Ornamental quince Toyo Nishiki.
As for me, I am also an import from a warmer country and I do not thrive in cold weather. For me, 37F feels positively so Siberian I must wrap myself in woollen shawls and feather comforters if I am to survive at all. Good hot chocolate helps keep hipothermia at bay and so do the comfort foods of the tropics. Piping hot black beans spiced with cilantro, garlic and onions, served over rice with orange salad or bananas as a side dish, are very good for the morale. So are Persian dishes perfumed with saffron and seasoned with sumac, Spanish stews and rich French soups. This is no time for delicate cups of consomme unless it contains generous dollops of cream and sizable splashes of cherry. It helps to read about warmer climates, too. Camilleri’s mysteries, which are set in Sicily are rough and brawny and their main character, Inspector Montalbano is as coarse as new grappa and just as welcome when the thermometer drops.
Watching the British police bash protesters over the head with billy clubs is not an edifying activity.
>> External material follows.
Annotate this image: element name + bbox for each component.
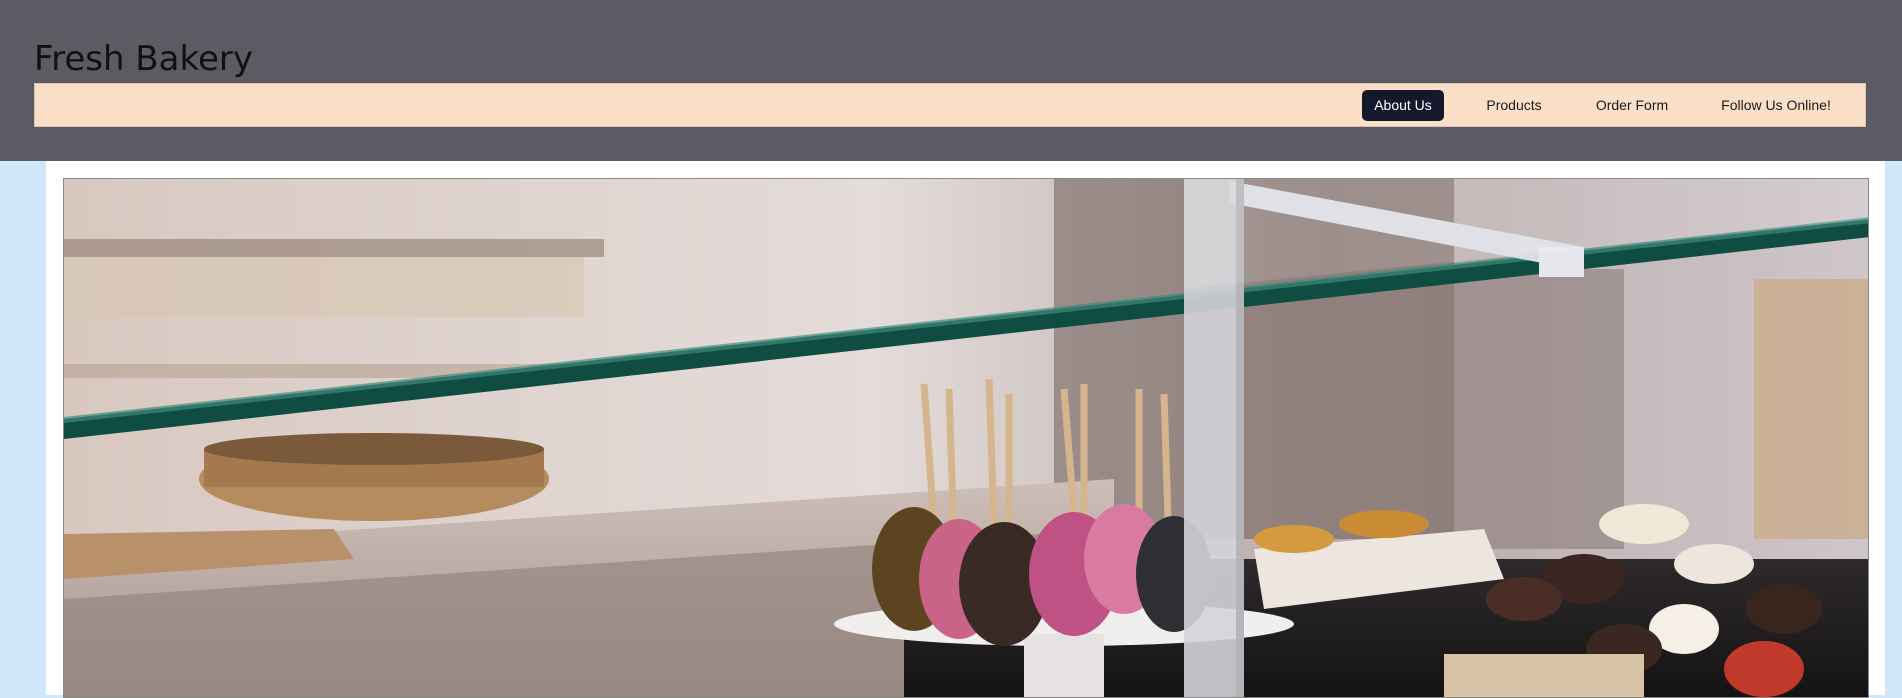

Neither is reading about Michelle Obama’s wardrobe. Therefore I intend to skip further media’s regurgitation of events peripheral to the G20 conference. For heavens sakes, 720, 000 jobs just vanished from the American private sector and TV talking heads are discussing similarities between Mrs. Obama’s and Mme Sarkozy’s fashion style. Is something wrong with this picture?
Voltaire was right. One must cultivate one’s garden. Planting a veggie garden these troubled days is not only an economic necessity, it is a way of holding on to the sense that while the world may be out of control there at least one aspect of one’s life that is manageable–never mind the vagaries of the weather and the appettite of the resident deer herd. Today, I planted Asian veggies. Ice storms may blast my crops, Bambi may eat the lot. If that happens, I will replant. Heck, my First Lady dresses stylishly, non? What is more, she is prettier than the Queen.
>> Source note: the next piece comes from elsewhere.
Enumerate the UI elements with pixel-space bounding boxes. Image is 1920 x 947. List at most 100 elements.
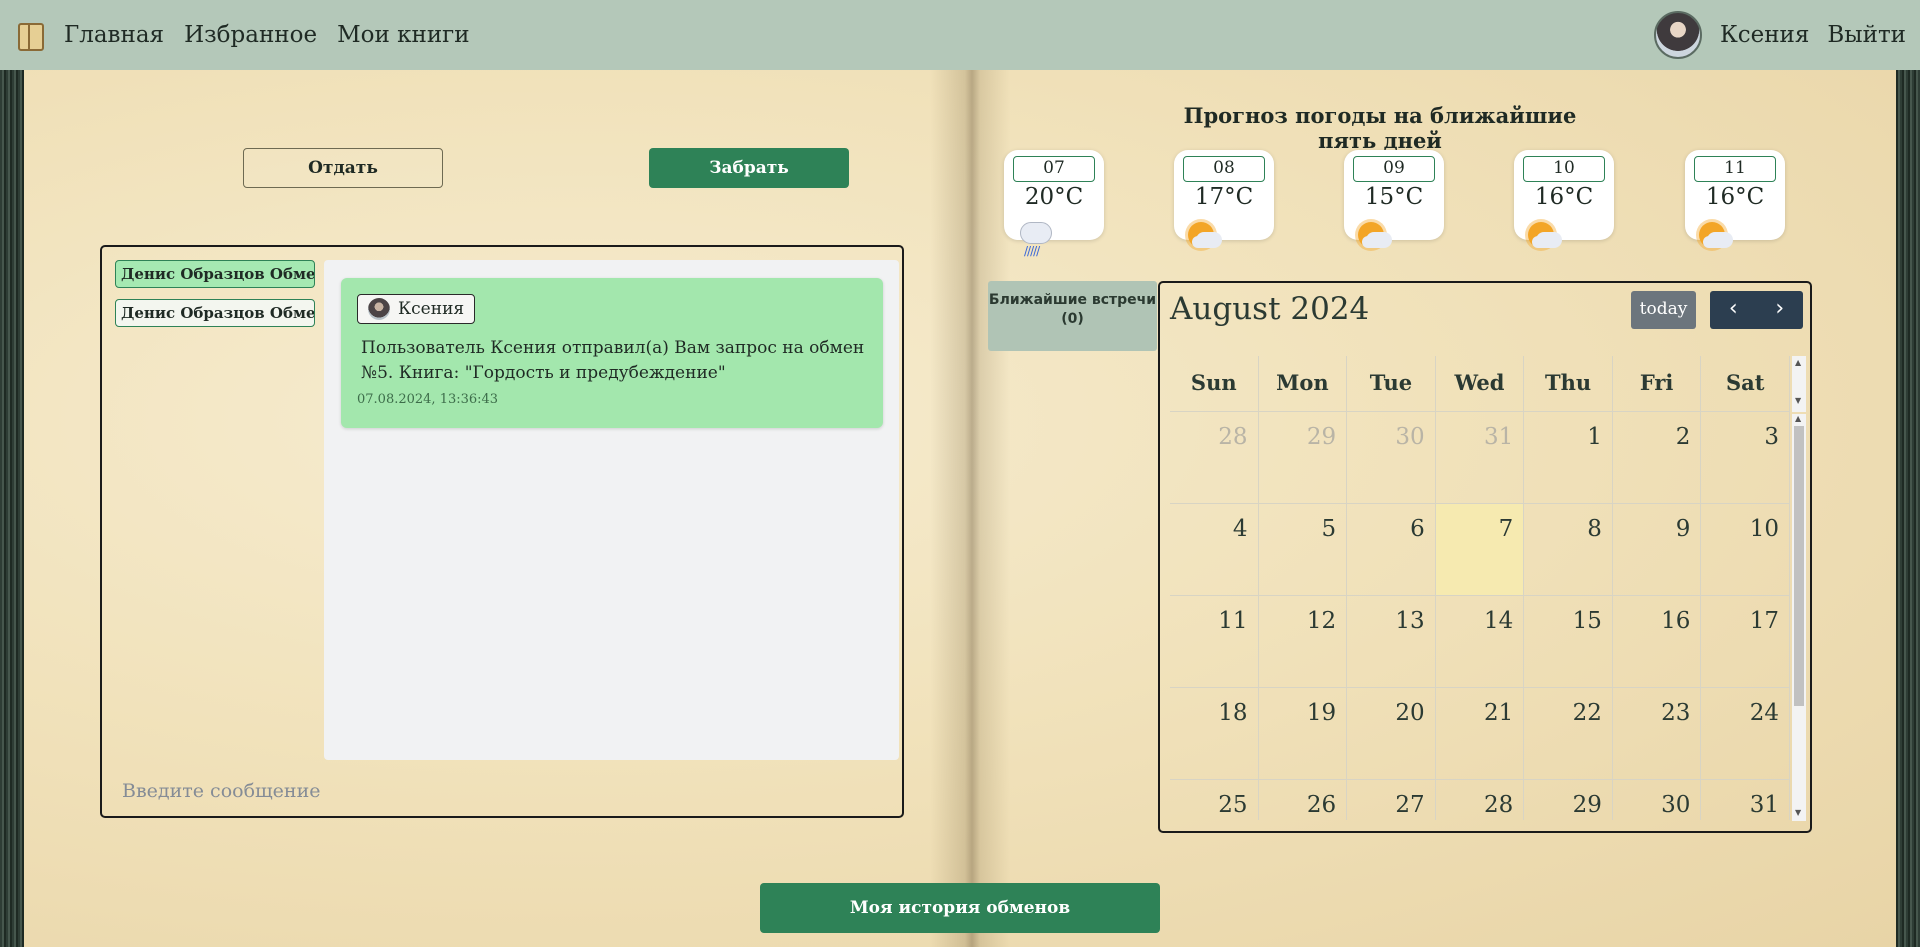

I know that it is wrong to dig up wildflowers. In this case, however, there were mitigating circumstances. The plants in question grew in a spot road crews were about to douse with weed killer. Having seen them in action, I suspect that to local road crews, whatever grows somewhere other than Wal Mart’s gardening section is a weed. I am not talking about Gaia loving folks here. I am talking about fellows who would like to Agent Orange the whole of West Virginia so that it can be covered in low maintenance AstroTurf. These are the people who replace horse chestnuts, wild cherry, locust and Osage orange trees with Bradford pear trees so ubiquitous in the parking lots of American shopping malls. In my own village, municipal crews have been assiduously uprooting trees that do not fit into the Town Council’s plan to Street scape Main Street. Something tells me that by next year neat rows of Bradford pears will magically appear in the god awful cement boxes that are being built in the very heart of our historic district. Thomas Jefferson would weep if he see that democracy sometimes leads to eco terrorism.